The changes observed in metabolic parameters in our untrained cohort contrast with the inconsistent outcomes reported in well-trained athletes [39,40,41]. One possible explanation could relate to differences in adaptive reserve, as highly trained individuals already possess optimized mitochondrial density, fatty acid oxidation capacity, and cardiovascular adaptations. Untrained subjects, on the other hand, start from lower baseline efficiency and may therefore exhibit greater potential for metabolic improvements [2,22]. Although the supplementation regimen in this study used a relatively lower daily dose [18,23], the longer intervention period may have contributed to preliminary metabolic trends.

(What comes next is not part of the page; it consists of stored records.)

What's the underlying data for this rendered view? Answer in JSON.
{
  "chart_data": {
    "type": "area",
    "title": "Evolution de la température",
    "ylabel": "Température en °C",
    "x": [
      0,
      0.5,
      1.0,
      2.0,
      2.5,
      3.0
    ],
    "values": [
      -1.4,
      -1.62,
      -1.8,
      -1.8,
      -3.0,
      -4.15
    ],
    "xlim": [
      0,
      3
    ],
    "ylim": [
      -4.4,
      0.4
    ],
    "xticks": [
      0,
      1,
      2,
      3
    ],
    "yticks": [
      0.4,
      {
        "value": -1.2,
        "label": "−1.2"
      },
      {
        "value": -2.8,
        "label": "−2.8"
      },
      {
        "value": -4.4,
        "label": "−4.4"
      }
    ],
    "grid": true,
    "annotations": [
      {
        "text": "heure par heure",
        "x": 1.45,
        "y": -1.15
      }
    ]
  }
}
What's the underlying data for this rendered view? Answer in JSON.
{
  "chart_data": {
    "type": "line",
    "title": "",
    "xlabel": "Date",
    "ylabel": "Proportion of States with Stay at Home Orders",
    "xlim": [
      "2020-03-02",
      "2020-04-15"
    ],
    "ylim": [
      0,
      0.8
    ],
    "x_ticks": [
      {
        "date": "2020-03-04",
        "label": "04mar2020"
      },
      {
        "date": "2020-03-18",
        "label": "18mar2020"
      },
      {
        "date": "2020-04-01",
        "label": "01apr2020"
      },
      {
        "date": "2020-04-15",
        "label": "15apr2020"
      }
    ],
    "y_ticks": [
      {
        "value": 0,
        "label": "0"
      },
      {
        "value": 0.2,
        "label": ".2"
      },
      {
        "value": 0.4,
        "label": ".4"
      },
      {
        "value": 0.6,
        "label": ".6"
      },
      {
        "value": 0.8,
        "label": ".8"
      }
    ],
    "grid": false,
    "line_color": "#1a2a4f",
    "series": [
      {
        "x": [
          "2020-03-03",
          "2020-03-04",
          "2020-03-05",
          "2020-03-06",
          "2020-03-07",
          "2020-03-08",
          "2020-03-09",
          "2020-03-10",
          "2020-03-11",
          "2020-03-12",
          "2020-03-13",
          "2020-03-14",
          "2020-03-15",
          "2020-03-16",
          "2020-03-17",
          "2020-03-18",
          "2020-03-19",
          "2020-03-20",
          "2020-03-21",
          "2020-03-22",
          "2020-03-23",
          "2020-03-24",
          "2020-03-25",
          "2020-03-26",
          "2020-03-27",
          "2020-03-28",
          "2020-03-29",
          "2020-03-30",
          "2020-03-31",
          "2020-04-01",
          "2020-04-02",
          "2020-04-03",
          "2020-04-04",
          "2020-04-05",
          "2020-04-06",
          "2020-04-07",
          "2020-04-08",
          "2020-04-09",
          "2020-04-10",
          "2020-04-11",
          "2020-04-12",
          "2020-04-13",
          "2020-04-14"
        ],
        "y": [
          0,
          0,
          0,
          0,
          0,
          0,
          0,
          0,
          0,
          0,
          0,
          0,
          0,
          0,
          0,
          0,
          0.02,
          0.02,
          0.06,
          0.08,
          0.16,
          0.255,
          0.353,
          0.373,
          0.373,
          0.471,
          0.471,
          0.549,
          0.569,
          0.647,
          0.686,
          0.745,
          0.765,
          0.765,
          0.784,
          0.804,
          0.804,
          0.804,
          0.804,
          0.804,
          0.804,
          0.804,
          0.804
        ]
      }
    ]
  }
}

This study specifically targeted healthy untrained men and incorporated erythrocyte fatty-acid profiling to provide preliminary mechanistic insight into the effects of SLs on substrate utilization. Nevertheless, several limitations must be acknowledged. Gastrointestinal symptoms associated with MCFAs were monitored only through spontaneous self-reporting, which may underestimate their true incidence. Detailed dietary monitoring and assessment of additional supplement use were not conducted, and although participants were instructed to maintain habitual dietary patterns, the absence of food records precludes ruling out unmeasured variations in dietary fat intake as potential confounders. Physical activity during the intervention was also not objectively monitored, and natural fluctuations in daily activity may have influenced metabolic or performance outcomes. The exclusive inclusion of men limits generalizability, and the relatively small sample size reduces statistical power to detect modest effects. Although non-parametric analyses were adopted to accommodate the distributional characteristics of the data, multiple outcomes were evaluated without formal adjustment for multiplicity, increasing the likelihood of type I error. In addition, an a priori sample size calculation or power analysis was not conducted, which should be acknowledged as an additional methodological limitation. Finally, although the study received financial support from Nissui Corporation, all experimental procedures, data analyses, and interpretations were conducted independently; however, the possibility of subtle sponsor-related bias cannot be entirely excluded. Taken together, these limitations highlight the preliminary nature of the findings and underscore the need for larger, rigorously controlled randomized trials.

5. Conclusions

In conclusion, eight weeks of structured lipid supplementation led to measurable increases in erythrocyte membrane EPA and DHA content and was accompanied by increased fat oxidation during moderate-intensity exercise in untrained men. Although time-to-exhaustion increased in the supplementation group, the magnitude of change was comparable to natural variability and accompanied by considerable interindividual differences, indicating that this finding should be interpreted as a preliminary signal rather than conclusive evidence of an ergogenic effect. Larger, rigorously controlled trials with objective monitoring of diet, physical activity, and mechanistic biomarkers are needed to determine whether the observed metabolic adaptations translate into meaningful functional benefits.